Clark v. Foust-Graham
North Carolina Court of Appeals
615 S.E.2d 398 (2005)
Wesley Foust-Graham (defendant) and James Lester Goodwin married on April 12, 2002, when Foust-Graham was 40 years old and Goodwin was 80. Kelly Clark (plaintiff), Goodwin’s adult daughter, filed an action as Goodwin’s guardian ad litem to annul the marriage on the grounds of incompetency, lack of consent, undue influence, and impotence.
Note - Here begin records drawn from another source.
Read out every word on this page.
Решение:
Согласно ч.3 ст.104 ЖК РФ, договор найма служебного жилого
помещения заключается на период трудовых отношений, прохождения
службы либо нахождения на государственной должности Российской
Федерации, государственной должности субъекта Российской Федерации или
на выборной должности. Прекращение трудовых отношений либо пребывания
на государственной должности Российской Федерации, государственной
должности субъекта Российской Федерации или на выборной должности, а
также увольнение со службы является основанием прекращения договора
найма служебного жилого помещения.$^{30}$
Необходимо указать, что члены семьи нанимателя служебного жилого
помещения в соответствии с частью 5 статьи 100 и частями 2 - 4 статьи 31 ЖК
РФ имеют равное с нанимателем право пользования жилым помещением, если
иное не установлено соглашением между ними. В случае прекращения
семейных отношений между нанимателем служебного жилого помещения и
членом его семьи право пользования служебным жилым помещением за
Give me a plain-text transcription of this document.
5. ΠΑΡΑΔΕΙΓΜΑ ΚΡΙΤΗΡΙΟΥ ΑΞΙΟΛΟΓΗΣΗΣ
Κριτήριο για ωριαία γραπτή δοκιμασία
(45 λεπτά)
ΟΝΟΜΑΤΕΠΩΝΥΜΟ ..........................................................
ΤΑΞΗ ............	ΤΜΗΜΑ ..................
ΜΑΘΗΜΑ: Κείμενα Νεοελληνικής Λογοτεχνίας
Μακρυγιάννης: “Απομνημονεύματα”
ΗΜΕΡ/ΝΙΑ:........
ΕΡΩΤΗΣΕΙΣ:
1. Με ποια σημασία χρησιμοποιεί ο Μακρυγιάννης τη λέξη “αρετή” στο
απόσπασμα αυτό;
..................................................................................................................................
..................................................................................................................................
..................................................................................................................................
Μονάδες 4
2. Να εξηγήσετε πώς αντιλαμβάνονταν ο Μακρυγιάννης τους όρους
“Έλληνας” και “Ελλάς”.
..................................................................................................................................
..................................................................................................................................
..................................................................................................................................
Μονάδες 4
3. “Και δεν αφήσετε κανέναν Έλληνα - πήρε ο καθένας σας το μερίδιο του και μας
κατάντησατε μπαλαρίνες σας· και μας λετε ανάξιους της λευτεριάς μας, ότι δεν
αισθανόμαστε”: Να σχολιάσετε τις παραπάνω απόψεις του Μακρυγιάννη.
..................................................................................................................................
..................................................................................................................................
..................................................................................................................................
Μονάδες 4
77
After Goodwin died on October 23, 2003, Clark filed a motion to substitute herself as an executrix of Goodwin’s estate and beneficiary entitled to take under his will. The trial court permitted Clark to become an executrix of Goodwin’s estate but denied her motion to be substituted as a beneficiary to Goodwin’s will. At trial, Clark presented evidence and testimony that Goodwin was exhibiting signs of Stage II dementia and Alzheimer’s disease and that Goodwin would have gone along with Foust-Graham’s sexual advances. Foust-Graham presented evidence that Goodwin freely consented to marriage and she and Goodwin successfully engaged in sexual intercourse during the marriage. The jury found that Foust-Graham procured the marriage to Goodwin by exerting undue influence upon him. Foust-Graham appealed to the North Carolina Court of Appeals.